In some of his studies, he said, older exercisers showed a 29% improvement in oxygen transport; an improvement of 15%, he said, is considered reasonable in young and middle-aged people who begin exercise programs.
.6 Passive exercise is an easy, effective way to fitness. Passive-exercise machines, also called toning tables, have been touted recently as a facile route to fitness.
"Toning tables are good for rehabilitation after strokes and injuries," said Angsten of the AFAA, "but not recommended (as exercise) for those who can move on their own."
"The table is doing all the work," Hobbs agreed. "You have to increase your metabolic rate and caloric expenditures for effective exercise."
Steven Blair, director of epidemiology at the Institute for Aerobics Research, Dallas, offers this guideline: "If exercise is easy--if you don't have to do much work--you're not going to get much health or fitness benefit."
Similarly, devices such as sauna belts, some of which advertise that they can help reduce waistline or thighs by generating heat and "burning off" fat, don't work, Smith said. "There's no such thing as spot reduction," he added. Huey agreed. "Fitness and general conditioning are systemic."

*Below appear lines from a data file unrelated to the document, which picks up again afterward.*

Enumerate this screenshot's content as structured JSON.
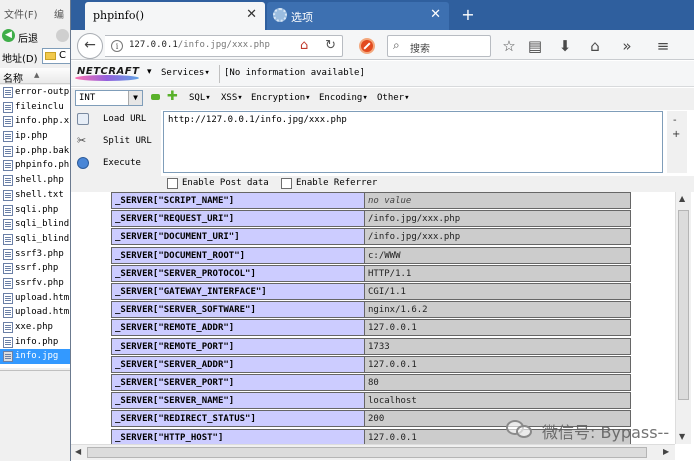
{
  "explorer": {
    "menu": [
      "文件(F)",
      "编"
    ],
    "back_label": "后退",
    "address_label": "地址(D)",
    "address_value": "C",
    "column_header": "名称",
    "files": [
      "error-outp",
      "fileinclu",
      "info.php.x",
      "ip.php",
      "ip.php.bak",
      "phpinfo.ph",
      "shell.php",
      "shell.txt",
      "sqli.php",
      "sqli_blind",
      "sqli_blind",
      "ssrf3.php",
      "ssrf.php",
      "ssrfv.php",
      "upload.htm",
      "upload.htm",
      "xxe.php",
      "info.php",
      "info.jpg"
    ],
    "selected_index": 18
  },
  "tabs": [
    {
      "title": "phpinfo()",
      "close": "✕"
    },
    {
      "title": "选项",
      "close": "✕"
    }
  ],
  "newtab": "+",
  "nav": {
    "back": "←",
    "url_host": "127.0.0.1",
    "url_path": "/info.jpg/xxx.php",
    "search_placeholder": "搜索"
  },
  "netcraft": {
    "brand": "NETCRAFT",
    "services": "Services▾",
    "info": "[No information available]"
  },
  "hackbar": {
    "select_value": "INT",
    "menus": [
      "SQL▾",
      "XSS▾",
      "Encryption▾",
      "Encoding▾",
      "Other▾"
    ],
    "actions": [
      "Load URL",
      "Split URL",
      "Execute"
    ],
    "url_value": "http://127.0.0.1/info.jpg/xxx.php",
    "checkbox_post": "Enable Post data",
    "checkbox_referrer": "Enable Referrer"
  },
  "server_table": [
    {
      "key": "_SERVER[\"SCRIPT_NAME\"]",
      "value": "no value"
    },
    {
      "key": "_SERVER[\"REQUEST_URI\"]",
      "value": "/info.jpg/xxx.php"
    },
    {
      "key": "_SERVER[\"DOCUMENT_URI\"]",
      "value": "/info.jpg/xxx.php"
    },
    {
      "key": "_SERVER[\"DOCUMENT_ROOT\"]",
      "value": "c:/WWW"
    },
    {
      "key": "_SERVER[\"SERVER_PROTOCOL\"]",
      "value": "HTTP/1.1"
    },
    {
      "key": "_SERVER[\"GATEWAY_INTERFACE\"]",
      "value": "CGI/1.1"
    },
    {
      "key": "_SERVER[\"SERVER_SOFTWARE\"]",
      "value": "nginx/1.6.2"
    },
    {
      "key": "_SERVER[\"REMOTE_ADDR\"]",
      "value": "127.0.0.1"
    },
    {
      "key": "_SERVER[\"REMOTE_PORT\"]",
      "value": "1733"
    },
    {
      "key": "_SERVER[\"SERVER_ADDR\"]",
      "value": "127.0.0.1"
    },
    {
      "key": "_SERVER[\"SERVER_PORT\"]",
      "value": "80"
    },
    {
      "key": "_SERVER[\"SERVER_NAME\"]",
      "value": "localhost"
    },
    {
      "key": "_SERVER[\"REDIRECT_STATUS\"]",
      "value": "200"
    },
    {
      "key": "_SERVER[\"HTTP_HOST\"]",
      "value": "127.0.0.1"
    }
  ],
  "watermark": "微信号: Bypass--",
  "colors": {
    "tabbar": "#2f5f9e",
    "key_cell": "#ccccff",
    "value_cell": "#cccccc",
    "selection": "#3399ff"
  }
}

.7 If you're fit, you can continue the same exercise routine in high-altitude environments.
No. It takes time even for well-conditioned people to fully acclimate to higher altitudes, said Joyce Cohen, a personal trainer at the Fitness and Sports Medicine Institute at the Aspen Club in Aspen, Colo.
"I tell people they will not be able to work at the same level they're used to, but they'll feel they're working as hard because of the lack of oxygen. At high altitude, some people tend to get nauseated (because of the lack of oxygen).
Cohen advises exercisers new to high-altitude environments to drink plenty of water, to eat lots of vegetables, fruits, pastas and other foods containing complex carbohydrates and to take it easy the first few days.
"When you start working out (at higher altitudes), go at lower intensities and listen to your body," she said. At the aerobics studio at the Aspen Club, Cohen also reminds exercisers to heed the sign: "Remember, you're over 8,000 feet."